An interesting bit of info has surfaced on the Bilibili forums. According to a reputed tipster (金猪升级包), Intel’s 15th Gen Arrow Lake processors will make scant use of the advanced 20A node, relying on TSMC’s 3nm (N3P?) for most CPU compute tiles. He alleges that the 20A process will only be used for the midrange Arrow Lake-S CPU tile with 6+8 cores (6 “Lion Cove” P-cores and 8 “Skymont” E-cores). The higher-end 8P + 16E CPU tile will reportedly be fabbed on a TSMC process.
On the mobility side, all the CPU and iGPU tiles will be fabbed on a 3nm TSMC node. This isn’t certain, as Intel and AMD have continuously prioritized the notebook market. Not using your flagship manufacturing technology for your most important chips will be strange. The iGPU tile will be the same as the Core Ultra “Meteor Lake” CPUs.

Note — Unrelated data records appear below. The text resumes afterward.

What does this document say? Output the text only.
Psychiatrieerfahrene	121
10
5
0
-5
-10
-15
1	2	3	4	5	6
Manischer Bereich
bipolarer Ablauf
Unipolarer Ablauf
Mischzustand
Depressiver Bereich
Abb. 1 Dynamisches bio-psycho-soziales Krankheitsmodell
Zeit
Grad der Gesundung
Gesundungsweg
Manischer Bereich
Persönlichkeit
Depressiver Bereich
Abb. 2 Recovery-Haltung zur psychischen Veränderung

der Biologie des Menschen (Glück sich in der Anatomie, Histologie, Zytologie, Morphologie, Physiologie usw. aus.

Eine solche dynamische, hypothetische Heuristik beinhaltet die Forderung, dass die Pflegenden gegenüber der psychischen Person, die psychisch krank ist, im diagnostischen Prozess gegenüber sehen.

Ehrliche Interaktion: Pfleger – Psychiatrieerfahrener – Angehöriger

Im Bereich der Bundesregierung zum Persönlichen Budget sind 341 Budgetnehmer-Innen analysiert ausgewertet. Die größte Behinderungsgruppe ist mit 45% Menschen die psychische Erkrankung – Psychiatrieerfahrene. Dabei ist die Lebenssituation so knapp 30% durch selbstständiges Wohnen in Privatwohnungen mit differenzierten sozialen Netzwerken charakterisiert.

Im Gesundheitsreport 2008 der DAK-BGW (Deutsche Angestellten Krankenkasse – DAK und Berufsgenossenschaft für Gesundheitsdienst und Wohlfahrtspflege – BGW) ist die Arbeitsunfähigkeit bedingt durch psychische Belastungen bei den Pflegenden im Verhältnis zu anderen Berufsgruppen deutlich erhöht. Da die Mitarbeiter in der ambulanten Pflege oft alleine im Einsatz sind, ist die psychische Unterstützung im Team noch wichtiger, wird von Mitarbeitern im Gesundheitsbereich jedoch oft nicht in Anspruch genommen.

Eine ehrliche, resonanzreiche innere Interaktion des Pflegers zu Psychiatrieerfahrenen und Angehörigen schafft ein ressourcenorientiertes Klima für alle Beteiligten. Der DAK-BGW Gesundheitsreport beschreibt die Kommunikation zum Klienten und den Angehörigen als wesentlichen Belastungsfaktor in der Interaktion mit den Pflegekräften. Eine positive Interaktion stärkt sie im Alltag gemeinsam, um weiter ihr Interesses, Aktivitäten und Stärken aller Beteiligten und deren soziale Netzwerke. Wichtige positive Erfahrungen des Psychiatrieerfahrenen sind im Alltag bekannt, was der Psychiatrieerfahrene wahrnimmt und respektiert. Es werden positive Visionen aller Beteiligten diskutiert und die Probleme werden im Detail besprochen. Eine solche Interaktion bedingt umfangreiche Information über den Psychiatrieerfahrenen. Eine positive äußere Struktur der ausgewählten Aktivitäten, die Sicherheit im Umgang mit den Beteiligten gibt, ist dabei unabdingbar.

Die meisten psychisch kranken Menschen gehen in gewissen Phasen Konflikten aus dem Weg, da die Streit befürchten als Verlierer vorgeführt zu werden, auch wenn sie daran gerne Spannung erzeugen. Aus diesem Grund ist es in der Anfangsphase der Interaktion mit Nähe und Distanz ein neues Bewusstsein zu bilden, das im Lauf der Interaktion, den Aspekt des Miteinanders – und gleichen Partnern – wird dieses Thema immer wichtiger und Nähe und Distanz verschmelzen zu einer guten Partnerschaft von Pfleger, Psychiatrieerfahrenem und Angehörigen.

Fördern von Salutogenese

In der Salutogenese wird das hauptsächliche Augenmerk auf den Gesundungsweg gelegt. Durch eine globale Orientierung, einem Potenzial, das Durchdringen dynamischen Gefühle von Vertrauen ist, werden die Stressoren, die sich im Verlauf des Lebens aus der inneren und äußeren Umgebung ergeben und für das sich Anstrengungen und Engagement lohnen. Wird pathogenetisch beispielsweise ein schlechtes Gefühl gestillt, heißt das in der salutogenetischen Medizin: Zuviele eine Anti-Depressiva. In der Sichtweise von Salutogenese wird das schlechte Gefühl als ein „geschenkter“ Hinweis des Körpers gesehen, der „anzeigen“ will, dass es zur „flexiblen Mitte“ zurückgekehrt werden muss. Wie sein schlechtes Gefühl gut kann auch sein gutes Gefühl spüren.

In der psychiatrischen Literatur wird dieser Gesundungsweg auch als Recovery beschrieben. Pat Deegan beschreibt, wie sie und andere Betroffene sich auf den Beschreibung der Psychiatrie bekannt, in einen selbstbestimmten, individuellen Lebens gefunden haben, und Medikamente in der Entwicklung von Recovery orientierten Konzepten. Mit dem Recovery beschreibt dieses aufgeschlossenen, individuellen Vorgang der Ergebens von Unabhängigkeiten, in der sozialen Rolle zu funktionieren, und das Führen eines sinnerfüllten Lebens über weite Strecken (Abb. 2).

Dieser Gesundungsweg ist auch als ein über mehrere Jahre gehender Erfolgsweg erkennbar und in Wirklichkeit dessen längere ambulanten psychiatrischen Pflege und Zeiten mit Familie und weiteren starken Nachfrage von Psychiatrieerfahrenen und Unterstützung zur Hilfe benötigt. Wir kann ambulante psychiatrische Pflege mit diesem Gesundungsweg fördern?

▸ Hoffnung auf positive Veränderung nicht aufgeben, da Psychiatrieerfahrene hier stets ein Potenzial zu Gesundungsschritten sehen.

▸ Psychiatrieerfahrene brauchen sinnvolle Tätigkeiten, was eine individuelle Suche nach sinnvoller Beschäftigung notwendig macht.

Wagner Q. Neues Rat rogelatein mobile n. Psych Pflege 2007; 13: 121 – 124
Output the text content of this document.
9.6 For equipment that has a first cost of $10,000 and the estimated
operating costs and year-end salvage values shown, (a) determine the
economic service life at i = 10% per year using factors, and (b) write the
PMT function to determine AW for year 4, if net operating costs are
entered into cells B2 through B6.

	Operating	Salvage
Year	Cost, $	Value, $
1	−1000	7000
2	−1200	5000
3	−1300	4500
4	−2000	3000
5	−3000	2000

However, the Arrow Lake-S desktop platform will only get the 4 Xe Core variant (512 ALUs), leaving the 7 Xe Core iGPU (896 ALUs) for notebooks.
Arrow Lake will allegedly drop the LP E-cores (E cores on the SoC die), which makes sense as ultra-low-power efficiency isn’t a priority on desktop PCs. Only DDR5 will be supported, while the NPU will be retained (likely the same as Meteor Lake).
The 15th Gen Arrow Lake processors will likely be called the Core Ultra 2 series processors. However, until there’s an official announcement from Intel for better discoverability, we’ll continue to use the existing title.